Saturday, April 11, 2026

Enhancing Learning Through Relationships

 

Learning Forward Saturday, hosted at the Mayoor School Jaipur, My Good School Retreat - 10-14 April 2026

To read and discuss Chapter 3 of Wanted Back-bencher & Last-ranker Teacher.

Key Takeaways

  • Empathy is the Foundation: A teacher’s personal experience with struggle builds empathy, which is essential for connecting with students and creating a safe learning environment.

  • Emotions Drive Learning: Research shows that emotions dictate attention, which in turn impacts academic performance. Positive interactions release endorphins, counteracting stress and improving learning.

  • Unconventional Methods Work: Teacher Roma’s strategies—such as using the news for vocabulary and a student-led “buddy system”—successfully engaged students and improved their performance.

  • Teachers Have Immense Influence: A teacher’s words carry significant power, as demonstrated by Sophie’s grandmother, who thanked Roma for helping her granddaughter eat vegetables after years of trying.

Topics

Recap: The “Productive Failure” Framework

  • Manjula Sagar (Sunbeam Gramin School) provided a recap of the previous session’s “Productive Failure” framework, which views mistakes as the starting point for learning.

  • This framework was directly applied to the book’s theme of supporting students who struggle, connecting theory to practical classroom experience.

Chapter 3 Reading: Teacher Roma’s Journey

  • The chapter opens with Roma’s personal history of struggling with math and feeling “not clever,” despite passing.

  • This experience shaped her teaching philosophy: success is tied to having kind and understanding teachers, not just innate ability.

The Science of Learning & Emotion

  • Research shows emotions dictate attention, which directly impacts academic performance.

  • Positive social interactions (e.g., encouragement, smiles) release endorphins, counteracting stress and improving learning and behaviour.

  • A lack of healthy social encounters can reduce the physical development of the cerebral cortex by up to 20%, highlighting the importance of Social and Emotional Quotient (SQ/EQ).

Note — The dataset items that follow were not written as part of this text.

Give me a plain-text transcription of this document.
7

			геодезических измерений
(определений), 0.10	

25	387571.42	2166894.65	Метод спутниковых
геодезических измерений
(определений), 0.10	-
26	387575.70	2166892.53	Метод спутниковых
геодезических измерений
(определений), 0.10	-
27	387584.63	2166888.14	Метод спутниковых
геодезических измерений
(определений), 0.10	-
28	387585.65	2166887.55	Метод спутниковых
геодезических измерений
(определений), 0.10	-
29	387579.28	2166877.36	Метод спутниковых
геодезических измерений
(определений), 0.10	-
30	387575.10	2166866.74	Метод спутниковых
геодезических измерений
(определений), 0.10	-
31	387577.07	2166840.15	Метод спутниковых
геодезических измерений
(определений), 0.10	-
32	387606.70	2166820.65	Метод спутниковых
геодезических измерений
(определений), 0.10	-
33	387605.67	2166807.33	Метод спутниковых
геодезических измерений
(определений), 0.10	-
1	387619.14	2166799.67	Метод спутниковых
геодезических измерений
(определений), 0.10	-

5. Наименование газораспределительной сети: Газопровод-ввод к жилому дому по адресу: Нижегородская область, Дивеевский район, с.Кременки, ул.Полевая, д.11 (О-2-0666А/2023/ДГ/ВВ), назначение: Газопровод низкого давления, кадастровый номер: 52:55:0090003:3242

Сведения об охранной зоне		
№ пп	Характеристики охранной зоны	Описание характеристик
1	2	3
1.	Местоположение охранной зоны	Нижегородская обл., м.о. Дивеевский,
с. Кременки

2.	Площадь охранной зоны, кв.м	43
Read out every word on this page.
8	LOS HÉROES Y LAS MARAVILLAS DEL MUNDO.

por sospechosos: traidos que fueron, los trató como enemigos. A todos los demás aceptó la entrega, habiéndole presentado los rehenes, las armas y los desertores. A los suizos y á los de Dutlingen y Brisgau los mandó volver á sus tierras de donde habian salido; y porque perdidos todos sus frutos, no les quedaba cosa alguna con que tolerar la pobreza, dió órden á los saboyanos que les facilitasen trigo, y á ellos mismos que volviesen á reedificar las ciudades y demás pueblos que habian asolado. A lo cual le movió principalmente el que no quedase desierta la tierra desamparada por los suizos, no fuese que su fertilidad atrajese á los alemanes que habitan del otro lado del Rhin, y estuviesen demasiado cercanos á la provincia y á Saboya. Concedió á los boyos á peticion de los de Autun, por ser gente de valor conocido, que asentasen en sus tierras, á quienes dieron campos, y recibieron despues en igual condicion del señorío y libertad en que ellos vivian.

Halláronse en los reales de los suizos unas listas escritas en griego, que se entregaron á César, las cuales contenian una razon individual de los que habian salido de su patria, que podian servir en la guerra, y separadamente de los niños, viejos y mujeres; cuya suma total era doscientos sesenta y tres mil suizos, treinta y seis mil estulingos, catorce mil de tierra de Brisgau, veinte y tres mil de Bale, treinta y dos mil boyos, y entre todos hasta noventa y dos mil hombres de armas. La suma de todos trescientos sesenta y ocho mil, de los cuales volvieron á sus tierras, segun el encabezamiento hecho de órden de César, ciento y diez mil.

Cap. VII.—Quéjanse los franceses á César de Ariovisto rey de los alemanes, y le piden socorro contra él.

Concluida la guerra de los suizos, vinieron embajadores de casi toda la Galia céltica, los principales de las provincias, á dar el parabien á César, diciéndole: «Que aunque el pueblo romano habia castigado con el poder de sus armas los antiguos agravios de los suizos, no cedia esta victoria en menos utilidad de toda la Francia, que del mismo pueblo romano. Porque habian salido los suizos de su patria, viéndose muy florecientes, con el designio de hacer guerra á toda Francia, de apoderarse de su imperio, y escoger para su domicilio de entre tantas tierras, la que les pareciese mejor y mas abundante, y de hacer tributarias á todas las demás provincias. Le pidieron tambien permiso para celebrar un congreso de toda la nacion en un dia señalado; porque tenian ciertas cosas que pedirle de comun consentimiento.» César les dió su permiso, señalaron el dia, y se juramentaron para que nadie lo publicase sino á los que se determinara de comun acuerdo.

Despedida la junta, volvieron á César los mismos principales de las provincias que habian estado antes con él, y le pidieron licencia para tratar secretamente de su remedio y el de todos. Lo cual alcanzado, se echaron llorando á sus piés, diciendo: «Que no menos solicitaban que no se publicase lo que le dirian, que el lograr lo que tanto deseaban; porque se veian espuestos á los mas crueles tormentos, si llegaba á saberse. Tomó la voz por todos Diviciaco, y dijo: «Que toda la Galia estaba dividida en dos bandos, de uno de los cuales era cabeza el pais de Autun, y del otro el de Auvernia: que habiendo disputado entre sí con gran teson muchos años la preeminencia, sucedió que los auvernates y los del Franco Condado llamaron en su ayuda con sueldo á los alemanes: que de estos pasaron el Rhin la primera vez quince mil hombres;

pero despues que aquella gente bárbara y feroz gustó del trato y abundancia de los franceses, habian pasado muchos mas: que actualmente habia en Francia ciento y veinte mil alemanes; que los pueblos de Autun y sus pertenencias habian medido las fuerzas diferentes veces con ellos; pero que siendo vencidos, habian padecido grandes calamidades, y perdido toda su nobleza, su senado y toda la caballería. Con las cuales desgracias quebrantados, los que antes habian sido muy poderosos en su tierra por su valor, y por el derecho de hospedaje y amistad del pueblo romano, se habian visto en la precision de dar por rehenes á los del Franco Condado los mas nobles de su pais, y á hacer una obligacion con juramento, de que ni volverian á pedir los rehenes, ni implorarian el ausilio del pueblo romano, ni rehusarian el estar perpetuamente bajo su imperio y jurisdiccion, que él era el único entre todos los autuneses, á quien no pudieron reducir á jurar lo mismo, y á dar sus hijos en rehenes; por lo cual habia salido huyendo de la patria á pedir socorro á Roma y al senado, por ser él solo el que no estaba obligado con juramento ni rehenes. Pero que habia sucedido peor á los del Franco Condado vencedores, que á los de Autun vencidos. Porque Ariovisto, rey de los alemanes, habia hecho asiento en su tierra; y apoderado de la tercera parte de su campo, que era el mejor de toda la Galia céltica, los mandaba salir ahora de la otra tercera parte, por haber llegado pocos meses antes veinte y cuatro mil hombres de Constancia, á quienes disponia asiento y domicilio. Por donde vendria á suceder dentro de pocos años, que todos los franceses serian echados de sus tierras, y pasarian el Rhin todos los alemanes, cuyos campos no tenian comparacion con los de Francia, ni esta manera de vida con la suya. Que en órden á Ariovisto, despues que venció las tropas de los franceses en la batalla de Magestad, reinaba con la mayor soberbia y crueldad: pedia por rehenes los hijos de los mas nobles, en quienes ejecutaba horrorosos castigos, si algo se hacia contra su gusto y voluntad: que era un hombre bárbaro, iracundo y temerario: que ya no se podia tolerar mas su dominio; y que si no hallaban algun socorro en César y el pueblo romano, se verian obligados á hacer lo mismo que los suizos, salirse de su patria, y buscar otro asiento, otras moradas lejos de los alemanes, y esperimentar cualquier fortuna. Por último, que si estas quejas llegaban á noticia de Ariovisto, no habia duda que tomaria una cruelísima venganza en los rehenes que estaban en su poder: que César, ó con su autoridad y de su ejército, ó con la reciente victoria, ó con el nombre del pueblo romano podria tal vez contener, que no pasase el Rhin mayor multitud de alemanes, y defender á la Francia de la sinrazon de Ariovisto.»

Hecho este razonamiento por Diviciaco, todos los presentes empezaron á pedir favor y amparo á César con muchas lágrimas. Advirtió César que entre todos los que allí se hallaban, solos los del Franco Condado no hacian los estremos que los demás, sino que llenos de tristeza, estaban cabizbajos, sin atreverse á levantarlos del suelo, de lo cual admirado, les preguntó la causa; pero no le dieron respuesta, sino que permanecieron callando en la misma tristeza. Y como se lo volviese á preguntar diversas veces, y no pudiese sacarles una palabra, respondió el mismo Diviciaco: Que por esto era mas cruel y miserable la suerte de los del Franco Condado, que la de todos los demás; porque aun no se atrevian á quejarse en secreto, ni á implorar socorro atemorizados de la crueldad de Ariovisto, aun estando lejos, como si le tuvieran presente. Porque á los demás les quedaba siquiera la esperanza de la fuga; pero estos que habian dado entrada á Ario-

Teacher Roma’s Classroom Strategies

  • Building Rapport:

    • Stood while teaching and discussed non-academic topics (politics, cricket) to build trust and create a safe space for students to share personal issues.

    • Caution: Maintain a professional boundary; be friendly, not a peer.

  • Engaging Content:

    • Made newspaper reading mandatory to connect lessons to current events and build vocabulary.

    • Used storytelling (e.g., vegetables as “specialists” like Popeye) to make healthy eating appealing.

  • Personalised Learning:

    • Sat beside students during explanations and used humour to break the monotony.

    • Learned from a student (Shreyas) how to solve a Rubik’s Cube using algorithms, demonstrating that academic performance doesn’t define a student’s full potential.

  • The “Buddy System”:

    • Paired high-achieving students with struggling peers for tutoring.

    • Rationale: Harness the “high voltage intelligence” of mischievous students and leverage the fact that teaching others improves retention.

    • Incentives: Tutors earned bonus marks; the class earned extra free time for timely assignment submission.

    • Outcome: Significant improvement was observed, with students such as Shreyas passing a surprise math test.

Next Steps

  • All Participants:

    • Reflect on Chapter 3, specifically identifying all the teaching strategies used by Roma.

    • Read Chapter 4 for the next session.

  • Sandeep Dutt:

    • Host the next session on Saturday at 3 p.m.